Attractive female students saw a drop in their grades when courses were moved online during the COVID-19 pandemic, according to a Swedish study.

The study, which was published in August in the journal Economic Letters, looked at how grades changed for attractive male and female students within a Swedish engineering program when the classes were remote and when they were in person. 

Attractiveness was determined by how an independent sample of 74 people rated a student’s face.

Business and economics courses saw a positive correlation between attractiveness and academic achievement when taught in person because students and teachers interacted more with projects, presentations and reports. 

Math and physics courses that were graded more by tests and quizzes did not see this correlation, the study pointed out.

When those business and economics classes moved online, female students saw their grades dip, while male students still achieved high marks.

“The main takeaway is that there is a beauty premium both for males and for females when teaching is on-site,” Adrian Mehic, a graduate student at Sweden’s Lund University and the author of the study, told the psychology news site PsyPost on Wednesday.
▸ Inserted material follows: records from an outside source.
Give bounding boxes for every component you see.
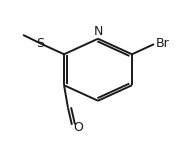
Text: N: N [93,25,103,38]
Text: Br: Br [155,37,169,50]
Text: O: O [73,121,83,134]
Text: S: S [36,37,44,50]
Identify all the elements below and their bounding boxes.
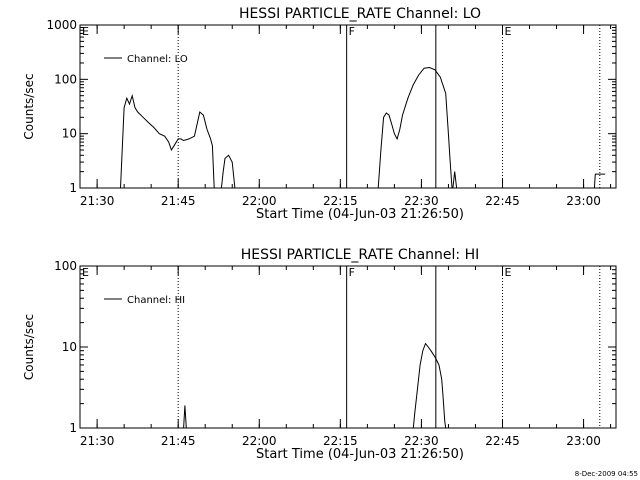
marker-label: E [82,266,89,279]
x-tick-label: 22:15 [323,194,358,208]
marker-label: E [82,25,89,38]
y-tick-label: 10 [62,340,77,354]
x-tick-label: 22:30 [404,194,439,208]
marker-label: F [349,266,355,279]
legend-label: Channel: LO [127,54,188,65]
series-line [452,171,458,189]
plot-frame [79,265,617,429]
marker-label: E [504,266,511,279]
x-tick-label: 22:00 [242,194,277,208]
marker-label: E [504,25,511,38]
y-tick-label: 10 [62,127,77,141]
series-line [120,93,215,189]
panel-hi: HESSI PARTICLE_RATE Channel: HI 1 10 100 21:… [22,247,617,462]
x-axis-title: Start Time (04-Jun-03 21:26:50) [256,447,464,462]
x-tick-label: 22:15 [323,434,358,448]
x-tick-label: 21:45 [161,194,196,208]
x-tick-label: 21:30 [80,434,115,448]
chart-title: HESSI PARTICLE_RATE Channel: HI [241,247,479,263]
x-axis-title: Start Time (04-Jun-03 21:26:50) [256,207,464,222]
series-line [183,405,187,429]
x-tick-label: 22:30 [404,434,439,448]
x-tick-label: 21:45 [161,434,196,448]
y-tick-label: 1 [69,181,77,195]
series-line [412,342,447,429]
legend-label: Channel: HI [127,295,185,306]
timestamp-label: 8-Dec-2009 04:55 [575,470,638,478]
y-tick-label: 100 [54,259,77,273]
x-tick-label: 21:30 [80,194,115,208]
x-tick-label: 22:45 [485,434,520,448]
y-tick-label: 1000 [46,18,77,32]
x-tick-label: 23:00 [566,194,601,208]
y-axis-title: Counts/sec [22,314,36,380]
marker-label: F [349,25,355,38]
series-line [220,154,236,189]
y-axis-title: Counts/sec [22,73,36,139]
x-tick-label: 22:00 [242,434,277,448]
chart-title: HESSI PARTICLE_RATE Channel: LO [239,6,481,22]
panel-lo: HESSI PARTICLE_RATE Channel: LO 1 10 100 100… [22,6,617,222]
plot-frame [79,24,617,189]
series-line [593,173,606,189]
y-tick-label: 1 [69,421,77,435]
y-tick-label: 100 [54,72,77,86]
series-line [377,66,453,189]
x-tick-label: 22:45 [485,194,520,208]
x-tick-label: 23:00 [566,434,601,448]
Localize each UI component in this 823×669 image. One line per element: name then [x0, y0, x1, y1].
“But for females, this effect disappeared when teaching was conducted online,” Mr. Mehic continued. “This, at least to me, suggests that the beauty premium for males is due to some productive attribute (for instance, them having higher self-confidence) rather than discrimination, whereas it is due to discrimination for women.”

Mr. Mehic suggested that attractive men have other positive attributes — such as being more persistent and having a greater influence on their peers — which could explain their consistently high grades.

He also said attractive people generally benefit from positive assumptions, such as other people thinking they are intelligent, which can also influence their grades.